Note that he did not say: “Supply us with the necessary inputs of relevant equipment and we will implement the program and accomplish its objectives.”

No, he said: “Give us the tools, and we will finish the job.”

And across the Atlantic, Roosevelt heard him and spoke this simple analogy to the American people:

“Suppose my neighbor’s home catches fire, and I have a length of garden hose four or five hundred feet away. If he can take my garden hose and connect it up with his hydrant, I may help him put out his fire. Now, what do. I do? I don’t say to him before that operation, “Neighbor, my garden hose cost me $15, you have to pay me $15 for it. I don’t want $15 — I want my garden hose back after the fire is over …”

With plain backyard talk like this, Lend-Lease was born, Britain was saved and America gained time to arm for war.

My friends, the English language has stood us in good stead. And never doubt for a moment that we shall need it again in all its power and nobility. That language, as it was entrusted to us by our fathers, enables us to stand with Henry V at Agincourt, with Thomas Jefferson at the birth of this Republic, with Lincoln on the hallowed ground of Gettysburg, with Roosevelt at the turning point of the Great Depression, with Churchill in Britain’s finest hour.

That language gives every man jack of us a right to claim kinship with Will Shakespeare of Stratford, with Wordsworth of the Lake country, with Thoreau of Walden Pond, with Bobby Burns of Scotland, with Yeats and Synge and O’Casey of Ireland and with all the others from whom a great people can draw its character and inspiration.

Let us not allow the latter day barbarians to rob us of this birthright. Rather, taking our watchword from Winston Churchill, let us resolve today:

We shall fight them in the school rooms, we shall fight them on the campuses, we shall fight them in the clammy corridors of the bureaucracy, we shall fight them at their mikes and at their typewriters. And when we win — as win we shall — we shall bury them in the rubble of their own jargon. Because, Lord knows, they deserve nothing better.


About the Author

When this was written in 1969, Wallace Carroll was the editor and publisher of the Winston-Salem (N.C.) Journal and Sentinel. Before that he was news editor of The New York Times Washington Bureau. He was well known as both a writer and editor.

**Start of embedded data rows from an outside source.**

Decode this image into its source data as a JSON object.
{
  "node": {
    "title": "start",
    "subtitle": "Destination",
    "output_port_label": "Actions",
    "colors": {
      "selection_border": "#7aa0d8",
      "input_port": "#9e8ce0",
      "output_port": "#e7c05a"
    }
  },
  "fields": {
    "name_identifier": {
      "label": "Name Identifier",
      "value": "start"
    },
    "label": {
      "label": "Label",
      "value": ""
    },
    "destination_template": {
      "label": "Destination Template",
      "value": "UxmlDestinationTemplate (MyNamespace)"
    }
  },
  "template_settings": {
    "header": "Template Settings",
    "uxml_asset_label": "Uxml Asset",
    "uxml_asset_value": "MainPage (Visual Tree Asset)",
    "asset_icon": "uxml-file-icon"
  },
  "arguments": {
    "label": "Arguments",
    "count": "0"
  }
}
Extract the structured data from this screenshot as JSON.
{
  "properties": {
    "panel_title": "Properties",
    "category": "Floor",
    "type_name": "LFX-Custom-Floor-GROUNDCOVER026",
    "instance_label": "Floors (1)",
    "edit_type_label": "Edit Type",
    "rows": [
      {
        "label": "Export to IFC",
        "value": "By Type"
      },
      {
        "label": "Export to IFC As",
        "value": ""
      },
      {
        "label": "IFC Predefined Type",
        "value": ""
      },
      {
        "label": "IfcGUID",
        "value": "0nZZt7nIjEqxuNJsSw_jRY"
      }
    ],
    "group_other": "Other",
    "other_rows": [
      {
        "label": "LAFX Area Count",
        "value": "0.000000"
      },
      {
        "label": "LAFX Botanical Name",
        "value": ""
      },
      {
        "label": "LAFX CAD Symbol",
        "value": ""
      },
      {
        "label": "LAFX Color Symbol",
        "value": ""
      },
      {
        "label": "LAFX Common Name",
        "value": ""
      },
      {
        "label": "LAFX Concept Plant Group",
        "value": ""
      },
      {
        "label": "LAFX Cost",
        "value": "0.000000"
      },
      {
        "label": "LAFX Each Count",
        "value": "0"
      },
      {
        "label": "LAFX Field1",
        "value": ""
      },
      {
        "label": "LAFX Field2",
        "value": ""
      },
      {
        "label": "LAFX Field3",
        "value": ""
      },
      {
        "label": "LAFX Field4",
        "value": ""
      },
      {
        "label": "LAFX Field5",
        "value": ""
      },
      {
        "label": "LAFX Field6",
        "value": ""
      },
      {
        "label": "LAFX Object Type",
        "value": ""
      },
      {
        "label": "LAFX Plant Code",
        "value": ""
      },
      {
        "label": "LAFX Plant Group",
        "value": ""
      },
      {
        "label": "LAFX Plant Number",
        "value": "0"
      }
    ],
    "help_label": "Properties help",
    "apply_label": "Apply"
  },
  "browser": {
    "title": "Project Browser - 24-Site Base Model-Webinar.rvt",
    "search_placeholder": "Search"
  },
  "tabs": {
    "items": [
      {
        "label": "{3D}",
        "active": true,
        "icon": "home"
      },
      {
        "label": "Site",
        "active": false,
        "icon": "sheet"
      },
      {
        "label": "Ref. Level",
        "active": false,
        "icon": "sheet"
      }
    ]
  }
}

A native of Milwaukee, Wisconsin, he was graduated from Marquette University in 1928 and immediately went to work for the United Press in Chicago. A year later he was sent to London, in 1931 to Paris, and in 1934 to Geneva, where he was manager of the UP bureau at the League of Nations. In 1938 he covered the Spanish Civil War, then moved to London as bureau manager. He directed UP operations in Europe during the London Blitz and the first two years of World War II.

When the Nazis struck Russia in 1941 he was on the first British convoy that carried aid to the Russians. He covered the defense of Moscow — and won a National Headliners Club award for it. Returning to the United States, he was the first newspaper reporter to tour Pearl Harbor after the attack.

In 1942 he became director of the U. S. Office of War Information in London and advisor on psychological warfare to General Eisenhower. Two years later he moved to Washington as deputy director of OWI’s overseas branch.

After the war he became executive news editor of the Winston-Salem Journal and Sentinel. He joined The New York Times in 1955 and managed its Washington bureau for eight years. In 1963 he returned to Winston-Salem as editor and publisher.

He was the author of Persuade or Perish, an account of U. S. psychological warfare operations in Europe, and of many magazine articles. He has lectured at the National War College, the Air War University, and the Foreign Service Institute and served as a consultant to the State and Defense departments, the Ford Foundation, and several universities. He held an honorary LL.D. degree from Duke University.